Weighted estimates for the Bergman projection on planar domains

TL;DR

This paper studies weighted Lebesgue space estimates for the Bergman projection on planar domains, linking the estimates to the domain's Riemann map regularity, and extends known bounds with new necessary conditions and weak-type estimates.

Contribution

It introduces a regularity condition on the Riemann map necessary for full weighted estimates and strengthens conditions to achieve weak-type (1,1) bounds for the Bergman projection.

Findings

Established necessary regularity conditions for weighted estimates.

Extended bounds to include weak-type (1,1) estimates.

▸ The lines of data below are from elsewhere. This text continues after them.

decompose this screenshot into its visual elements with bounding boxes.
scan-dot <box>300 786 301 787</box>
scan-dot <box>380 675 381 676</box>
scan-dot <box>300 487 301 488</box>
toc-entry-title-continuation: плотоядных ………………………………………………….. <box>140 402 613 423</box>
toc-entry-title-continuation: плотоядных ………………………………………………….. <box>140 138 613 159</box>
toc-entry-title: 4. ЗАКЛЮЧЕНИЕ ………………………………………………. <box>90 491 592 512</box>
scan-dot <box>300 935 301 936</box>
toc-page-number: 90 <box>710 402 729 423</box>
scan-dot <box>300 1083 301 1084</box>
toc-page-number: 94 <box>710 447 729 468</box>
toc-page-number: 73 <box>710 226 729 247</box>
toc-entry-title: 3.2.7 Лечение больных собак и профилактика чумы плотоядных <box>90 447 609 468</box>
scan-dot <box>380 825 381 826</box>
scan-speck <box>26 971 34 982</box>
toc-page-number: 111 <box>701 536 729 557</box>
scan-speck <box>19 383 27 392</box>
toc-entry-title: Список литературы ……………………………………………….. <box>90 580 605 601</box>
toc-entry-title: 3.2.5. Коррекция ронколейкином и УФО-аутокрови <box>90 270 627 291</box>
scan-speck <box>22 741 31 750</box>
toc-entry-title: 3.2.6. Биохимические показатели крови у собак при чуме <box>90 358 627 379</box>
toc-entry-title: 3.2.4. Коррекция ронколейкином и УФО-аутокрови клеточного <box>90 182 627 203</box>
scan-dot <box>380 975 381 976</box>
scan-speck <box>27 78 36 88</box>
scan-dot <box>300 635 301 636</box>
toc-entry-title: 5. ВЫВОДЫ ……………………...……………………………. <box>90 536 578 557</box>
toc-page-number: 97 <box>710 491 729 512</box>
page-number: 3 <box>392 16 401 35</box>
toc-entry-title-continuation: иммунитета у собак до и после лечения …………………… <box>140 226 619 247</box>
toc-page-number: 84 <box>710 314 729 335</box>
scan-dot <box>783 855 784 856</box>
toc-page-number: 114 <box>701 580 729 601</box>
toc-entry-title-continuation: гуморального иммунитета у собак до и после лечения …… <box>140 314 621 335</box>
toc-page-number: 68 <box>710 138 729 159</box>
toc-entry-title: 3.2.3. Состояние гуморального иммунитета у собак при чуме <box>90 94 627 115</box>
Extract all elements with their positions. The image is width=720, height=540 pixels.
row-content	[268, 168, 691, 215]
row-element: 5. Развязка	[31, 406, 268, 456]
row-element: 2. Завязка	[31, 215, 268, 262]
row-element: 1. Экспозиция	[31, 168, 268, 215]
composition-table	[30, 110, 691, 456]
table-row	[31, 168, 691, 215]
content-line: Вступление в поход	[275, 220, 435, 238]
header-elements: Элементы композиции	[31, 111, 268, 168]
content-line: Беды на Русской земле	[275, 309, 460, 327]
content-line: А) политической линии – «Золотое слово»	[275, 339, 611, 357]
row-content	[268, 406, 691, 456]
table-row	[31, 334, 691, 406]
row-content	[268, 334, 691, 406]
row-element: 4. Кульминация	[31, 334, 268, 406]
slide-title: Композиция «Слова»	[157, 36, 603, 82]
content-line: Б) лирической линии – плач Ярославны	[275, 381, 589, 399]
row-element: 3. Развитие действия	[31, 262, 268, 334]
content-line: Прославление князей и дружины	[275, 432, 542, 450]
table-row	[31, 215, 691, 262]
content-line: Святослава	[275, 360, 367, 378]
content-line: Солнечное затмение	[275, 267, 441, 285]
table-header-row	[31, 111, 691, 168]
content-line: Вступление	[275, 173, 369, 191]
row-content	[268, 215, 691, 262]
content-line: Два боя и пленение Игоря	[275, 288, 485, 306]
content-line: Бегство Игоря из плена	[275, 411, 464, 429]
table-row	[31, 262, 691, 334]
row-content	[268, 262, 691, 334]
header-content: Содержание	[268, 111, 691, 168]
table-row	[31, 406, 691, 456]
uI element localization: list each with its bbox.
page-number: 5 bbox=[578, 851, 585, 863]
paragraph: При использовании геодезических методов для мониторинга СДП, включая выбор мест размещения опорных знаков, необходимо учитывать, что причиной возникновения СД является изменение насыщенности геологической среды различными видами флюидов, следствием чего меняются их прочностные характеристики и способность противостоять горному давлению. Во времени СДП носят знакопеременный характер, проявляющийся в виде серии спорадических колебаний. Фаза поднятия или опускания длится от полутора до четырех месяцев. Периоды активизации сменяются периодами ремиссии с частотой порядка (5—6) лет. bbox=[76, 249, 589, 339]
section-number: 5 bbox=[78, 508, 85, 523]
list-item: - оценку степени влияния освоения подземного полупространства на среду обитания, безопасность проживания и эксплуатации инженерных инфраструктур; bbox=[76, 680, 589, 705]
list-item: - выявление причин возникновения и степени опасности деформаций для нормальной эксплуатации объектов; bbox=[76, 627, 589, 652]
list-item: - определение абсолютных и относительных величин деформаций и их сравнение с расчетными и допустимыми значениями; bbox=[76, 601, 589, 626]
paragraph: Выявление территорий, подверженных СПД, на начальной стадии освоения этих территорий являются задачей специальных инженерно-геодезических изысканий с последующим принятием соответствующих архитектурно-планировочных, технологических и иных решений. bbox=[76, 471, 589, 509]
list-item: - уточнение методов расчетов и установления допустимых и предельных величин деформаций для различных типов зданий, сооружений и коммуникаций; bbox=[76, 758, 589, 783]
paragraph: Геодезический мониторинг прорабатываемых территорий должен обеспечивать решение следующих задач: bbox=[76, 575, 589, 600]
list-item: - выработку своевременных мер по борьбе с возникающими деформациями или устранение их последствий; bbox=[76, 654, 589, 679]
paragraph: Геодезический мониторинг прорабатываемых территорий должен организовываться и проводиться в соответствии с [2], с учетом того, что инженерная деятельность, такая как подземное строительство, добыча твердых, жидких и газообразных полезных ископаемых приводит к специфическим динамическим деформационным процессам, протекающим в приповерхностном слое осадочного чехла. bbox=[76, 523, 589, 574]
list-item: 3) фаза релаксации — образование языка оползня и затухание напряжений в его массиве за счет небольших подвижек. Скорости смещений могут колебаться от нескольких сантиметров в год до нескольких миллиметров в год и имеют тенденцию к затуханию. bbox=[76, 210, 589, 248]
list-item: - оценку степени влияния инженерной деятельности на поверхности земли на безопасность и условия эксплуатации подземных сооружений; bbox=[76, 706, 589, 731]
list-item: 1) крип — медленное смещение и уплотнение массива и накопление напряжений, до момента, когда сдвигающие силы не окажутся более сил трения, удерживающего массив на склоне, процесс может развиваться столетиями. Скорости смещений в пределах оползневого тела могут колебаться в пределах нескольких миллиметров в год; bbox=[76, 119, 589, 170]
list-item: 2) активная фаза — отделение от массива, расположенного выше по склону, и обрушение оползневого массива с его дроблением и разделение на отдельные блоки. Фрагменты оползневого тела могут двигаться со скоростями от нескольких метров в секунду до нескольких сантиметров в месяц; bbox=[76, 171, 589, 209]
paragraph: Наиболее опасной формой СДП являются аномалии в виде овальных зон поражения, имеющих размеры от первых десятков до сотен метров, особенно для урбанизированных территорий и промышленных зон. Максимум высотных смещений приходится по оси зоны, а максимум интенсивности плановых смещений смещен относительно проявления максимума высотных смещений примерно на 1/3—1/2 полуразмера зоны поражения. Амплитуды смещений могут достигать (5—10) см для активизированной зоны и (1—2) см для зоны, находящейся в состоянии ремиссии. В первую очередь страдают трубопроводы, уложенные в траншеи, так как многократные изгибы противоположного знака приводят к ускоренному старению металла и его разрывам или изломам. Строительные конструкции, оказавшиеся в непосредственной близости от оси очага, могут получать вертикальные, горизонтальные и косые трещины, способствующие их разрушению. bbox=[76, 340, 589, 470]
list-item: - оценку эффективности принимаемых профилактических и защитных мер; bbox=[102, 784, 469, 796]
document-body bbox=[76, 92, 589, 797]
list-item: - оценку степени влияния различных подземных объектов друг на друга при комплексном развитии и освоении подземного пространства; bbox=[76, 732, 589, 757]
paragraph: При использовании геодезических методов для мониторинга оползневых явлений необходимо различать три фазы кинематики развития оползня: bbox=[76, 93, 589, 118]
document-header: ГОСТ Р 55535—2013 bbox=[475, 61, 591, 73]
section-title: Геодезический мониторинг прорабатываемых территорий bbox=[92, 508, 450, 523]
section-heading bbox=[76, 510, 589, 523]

Linked conformal mapping properties with harmonic analysis techniques.

Abstract

We investigate weighted Lebesgue space estimates for the Bergman projection on a simply connected planar domain via the domain's Riemann map. We extend the bounds which follow from a standard change-of-variable argument in two ways. First, we provide a regularity condition on the Riemann map, which turns out to be necessary in the case of uniform domains, in order to obtain the full range of weighted estimates for the Bergman projection for weights in a B\'{e}koll\`{e}-Bonami-type class. Second, by slightly strengthening our condition on the Riemann map, we obtain the weighted weak-type $(1,1)$ estimate as well. Our proofs draw on techniques from both conformal mapping and dyadic harmonic analysis.